Young, an African-American and former mayor of this once-Confederate capital, is pastor of Fourth Baptist Church, which feeds an estimated 100 hungry and homeless people each day.

He is aligned with an ecumenical group of predominantly white churches that has been fighting Richmond ordinances restricting the churches’ efforts to feeding programs based in the downtown area.

Voting with Young in the minority against the new rules was Mayor Larry E. Chavis. Seven council members voted in favor of the restrictive rules.

The new ordinance would restrict the feeding programs to 30 people at a time. Those churches outside the downtown area wanting to feed more people, such as Young’s Fourth Baptist Church and the Stuart Circle Ecumenical Parish will be able to do so but only at a price _ they will have to obtain what the city calls”conditional use”permits. The permits carry a $1,000 application fee.”Even if this ordinance is passed, I have no intention whatsoever of abiding by it,”an angry Young said during the Monday (July 28) council meeting that passed the ordinance.

But Councilman Rudolph C. McCollum Jr., said Young’s vow was a call for anarchy. McCollum said the rules are meant to”bring a semblance of order in society.” The vote restricting the feeding areas was followed by another regulating shelters. Under an old law, shelters were allowed outside the downtown business district only if the council gave them a special permit. That was a rarity.

The new ordinance still will allow them, but only with the conditional use permits, again at a cost of $1,000 per application.
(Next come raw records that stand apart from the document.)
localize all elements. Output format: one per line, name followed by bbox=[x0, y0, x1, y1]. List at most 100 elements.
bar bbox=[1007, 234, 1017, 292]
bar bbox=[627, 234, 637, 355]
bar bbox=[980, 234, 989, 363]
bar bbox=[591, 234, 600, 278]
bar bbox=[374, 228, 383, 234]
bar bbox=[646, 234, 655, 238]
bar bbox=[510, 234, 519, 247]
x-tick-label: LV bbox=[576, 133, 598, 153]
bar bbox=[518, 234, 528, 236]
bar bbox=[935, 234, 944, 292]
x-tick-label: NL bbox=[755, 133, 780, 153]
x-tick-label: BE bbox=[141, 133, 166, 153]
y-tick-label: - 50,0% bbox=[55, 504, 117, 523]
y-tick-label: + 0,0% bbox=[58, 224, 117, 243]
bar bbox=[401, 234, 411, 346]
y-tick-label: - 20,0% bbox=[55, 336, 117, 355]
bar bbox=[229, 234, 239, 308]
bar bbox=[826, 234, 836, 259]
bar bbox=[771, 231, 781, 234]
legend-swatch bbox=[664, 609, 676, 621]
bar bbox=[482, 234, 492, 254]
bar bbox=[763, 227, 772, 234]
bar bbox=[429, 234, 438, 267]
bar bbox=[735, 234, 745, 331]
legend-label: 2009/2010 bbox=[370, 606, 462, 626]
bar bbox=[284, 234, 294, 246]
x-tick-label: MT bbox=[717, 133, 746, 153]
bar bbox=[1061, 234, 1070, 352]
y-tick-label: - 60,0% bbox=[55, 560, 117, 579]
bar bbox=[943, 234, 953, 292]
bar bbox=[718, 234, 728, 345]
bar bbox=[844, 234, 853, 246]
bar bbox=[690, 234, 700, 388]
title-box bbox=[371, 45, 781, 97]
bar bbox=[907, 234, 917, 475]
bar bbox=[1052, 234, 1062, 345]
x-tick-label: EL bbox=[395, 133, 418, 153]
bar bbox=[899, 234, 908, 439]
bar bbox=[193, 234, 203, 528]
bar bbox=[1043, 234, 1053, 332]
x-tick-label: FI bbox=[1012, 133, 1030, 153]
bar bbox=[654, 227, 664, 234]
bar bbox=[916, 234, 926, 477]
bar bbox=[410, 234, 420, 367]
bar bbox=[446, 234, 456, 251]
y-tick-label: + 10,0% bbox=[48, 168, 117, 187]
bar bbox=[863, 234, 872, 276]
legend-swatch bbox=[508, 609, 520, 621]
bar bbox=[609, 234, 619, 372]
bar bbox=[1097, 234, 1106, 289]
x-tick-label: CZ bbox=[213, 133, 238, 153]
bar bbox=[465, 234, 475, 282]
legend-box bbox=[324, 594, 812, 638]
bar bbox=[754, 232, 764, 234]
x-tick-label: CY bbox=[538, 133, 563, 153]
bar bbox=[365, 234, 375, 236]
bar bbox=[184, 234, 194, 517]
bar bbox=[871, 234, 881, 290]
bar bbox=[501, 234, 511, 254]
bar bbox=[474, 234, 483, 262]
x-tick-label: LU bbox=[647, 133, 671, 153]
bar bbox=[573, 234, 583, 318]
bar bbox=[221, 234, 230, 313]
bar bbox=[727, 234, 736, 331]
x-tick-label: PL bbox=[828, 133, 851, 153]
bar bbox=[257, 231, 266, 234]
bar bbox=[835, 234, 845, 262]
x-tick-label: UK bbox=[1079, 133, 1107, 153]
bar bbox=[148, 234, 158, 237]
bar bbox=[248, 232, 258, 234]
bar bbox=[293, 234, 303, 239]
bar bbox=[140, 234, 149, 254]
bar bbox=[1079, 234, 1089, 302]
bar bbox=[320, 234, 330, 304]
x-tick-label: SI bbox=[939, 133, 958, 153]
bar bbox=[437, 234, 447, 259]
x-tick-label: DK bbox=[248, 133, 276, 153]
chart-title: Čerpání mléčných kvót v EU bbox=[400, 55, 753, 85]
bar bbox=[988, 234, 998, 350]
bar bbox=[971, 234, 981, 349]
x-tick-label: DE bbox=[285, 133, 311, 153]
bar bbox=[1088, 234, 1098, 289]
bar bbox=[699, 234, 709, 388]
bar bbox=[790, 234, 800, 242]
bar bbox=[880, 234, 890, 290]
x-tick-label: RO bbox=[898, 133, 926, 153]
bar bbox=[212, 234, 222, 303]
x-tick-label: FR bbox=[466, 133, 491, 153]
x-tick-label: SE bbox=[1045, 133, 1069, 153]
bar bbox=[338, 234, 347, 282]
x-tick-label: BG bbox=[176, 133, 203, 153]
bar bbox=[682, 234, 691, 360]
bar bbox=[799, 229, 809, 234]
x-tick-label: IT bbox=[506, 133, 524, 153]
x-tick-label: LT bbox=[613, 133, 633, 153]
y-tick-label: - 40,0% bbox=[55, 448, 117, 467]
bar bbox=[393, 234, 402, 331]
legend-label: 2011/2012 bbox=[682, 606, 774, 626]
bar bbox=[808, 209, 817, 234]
The city’s Downtown Neighborhood Association complained that the old rules were unfair toward efforts to revitalize the core city.


But Patti B. Russell, a member of the Stuart Circle Ecumenical ministry, argued, “When we feed the poor, we are exercising a central tenet of our faith.”

The ecumenical parish currently is suing the city for restricting the program under the previous law.

James E. Price, director of the Daily Planet, a citywide ecumenical program to feed and shelter the homeless, said the new rules with their pricey application fees will “trap the Daily Planet like a rat. We would have nowhere to move.”

The new laws are among the first reported instances of rules restricting religious practices since the Supreme Court struck down the Religious Freedom Restoration Act.

RFRA, as the law is called, was passed by Congress in 1993 in an effort to make it more difficult for governments to interfere with or restrict religious practices by making them show they had a compelling interest in imposing such restrictions.

The struck down law had near-universal support among religious groups and many warned after the ruling that it would lead to actions such as those in Richmond.


Some of the stickiest church-state issues have emerged over such local issues as zoning, imposing historic landmark status on church buildings that prevent their modification or replacement, and rules such as those in Richmond restricting a religious group’s ministry.

In a separate but related case, the Rev. Wiley Drake of the First Baptist Church of Buena Park, Calif., has vowed that he, too, will keep aiding the homeless at his church near Los Angeles.

On Monday (July 28), Drake was convicted of illegally housing the homeless at his church and on Tuesday, city officials attempted to serve the minister with court papers ordering the the removal of some 40 homeless men, women and children from the church’s enclosed patio.

Drake’s case differs from Young’s in that it began before the Supreme Court struck down RFRA _ a one-time potential defense for the pastor.